Mas a fundação anunciou na segunda-feira que a vencedora do Prémio Nobel de Literatura, a poetisa Louise Glück, tinha recebido os seus prémios no domingo em sua casa, em Massachusetts (EUA).

O britânico Michael Houghton (medicina) da Universidade de Alberta, no Canadá, também recebeu o galardão na segunda-feira em sua casa, perto de São Francisco, Califórnia (EUA), disse a fundação.

Hoje, na Europa, Roger Penrose (físico) recebe seu prémio em Londres (Inglaterra) e Reinhard Genzel (físico), em Munique (Alemanha).

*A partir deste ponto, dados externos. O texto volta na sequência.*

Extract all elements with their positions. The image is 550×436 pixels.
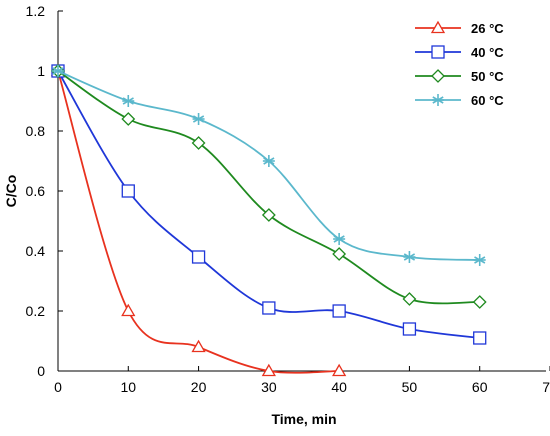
data-point [332,247,347,261]
legend-item: 50 °C [415,69,504,84]
x-ticks: 0 10 20 30 40 50 60 70 [54,366,550,395]
series-line [57,70,480,339]
legend-label: 26 °C [471,21,504,36]
x-tick-label: 50 [402,379,418,395]
legend-marker [431,45,445,59]
data-point [191,136,206,150]
data-point [403,251,416,263]
data-point [262,155,275,167]
data-point [262,301,276,315]
legend-item: 26 °C [415,20,504,36]
data-point [121,303,136,317]
legend-marker [432,94,444,106]
y-tick-label: 1 [37,63,45,79]
x-tick-label: 30 [261,379,277,395]
data-point [192,113,205,125]
x-tick-label: 40 [331,379,347,395]
data-point [121,112,136,126]
data-point [333,233,346,245]
y-tick-label: 0.4 [26,243,46,259]
y-tick-label: 1.2 [26,3,46,19]
y-axis-title: C/Co [3,175,19,208]
legend-marker [431,69,445,83]
data-point [402,292,417,306]
x-tick-label: 10 [120,379,136,395]
data-point [473,254,486,266]
x-tick-label: 70 [542,379,550,395]
y-tick-label: 0.8 [26,123,46,139]
y-tick-label: 0.2 [26,303,46,319]
legend-item: 60 °C [415,93,504,108]
series-line [57,70,480,305]
x-tick-label: 20 [191,379,207,395]
data-point [332,304,346,318]
series-line [57,70,340,374]
legend-marker [430,20,446,34]
legend-label: 60 °C [471,93,504,108]
legend-label: 50 °C [471,69,504,84]
data-point [261,208,276,222]
data-point [261,363,276,377]
data-point [121,184,135,198]
data-point [473,331,487,345]
data-point [191,250,206,264]
data-point [191,339,206,353]
x-tick-label: 0 [54,379,62,395]
data-point [332,363,347,377]
x-tick-label: 60 [472,379,488,395]
legend: 26 °C 40 °C 50 °C 60 °C [415,20,504,108]
x-axis-title: Time, min [271,411,336,427]
series-1 [50,63,347,377]
data-point [122,95,135,107]
data-point [472,295,487,309]
legend-label: 40 °C [471,45,504,60]
y-tick-label: 0.6 [26,183,46,199]
series-4 [52,65,486,266]
y-tick-label: 0 [37,363,45,379]
data-point [402,322,417,336]
series-3 [51,64,487,309]
data-point [52,65,64,77]
legend-item: 40 °C [415,45,504,60]
series-layer [50,63,487,377]
y-ticks: 0 0.2 0.4 0.6 0.8 1 1.2 [26,3,63,379]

Do outro lado do Atlântico, Harvey Alter (medicina) será recompensado em Washington e Charles Rice (medicina) em Nova York, Paul Milgrom (economia) e Robert Wilson (economia) em Palo Alto, e Jennifer Doudna (química) na Califórnia.

Andrea Ghez (física) receberá a sua medalha e diploma na quarta-feira, em Los Angeles.

O Prémio Nobel da Paz será entregue na quinta-feira, em Roma, ao diretor executivo do Programa Alimentar Mundial (PMA), David Beasley, durante uma cerimónia transmitida online de Oslo e da capital italiana, onde a organização da ONU está baseada.

Em Estocolmo, uma cerimónia sem público acontecerá na tarde de quinta-feira na Câmara Municipal, incluindo um concerto e imagens da cerimónia de entrega de prémios.

Na capital sueca, a ausência de todos os premiados no dia 10 de dezembro não tem precedentes desde a Segunda Guerra Mundial.

Em Oslo, teríamos de recuar a 1976 para um ano sem cerimónia física: o Prémio Nobel da Paz, concedido na Noruega, ao contrário dos outros cinco, tinha sido “reservado” naquele ano, para ser finalmente concedido no ano seguinte.

O dia 10 de dezembro marca o aniversário da morte do fundador dos prémios, o empresário sueco Alfred Nobel (1833-1896).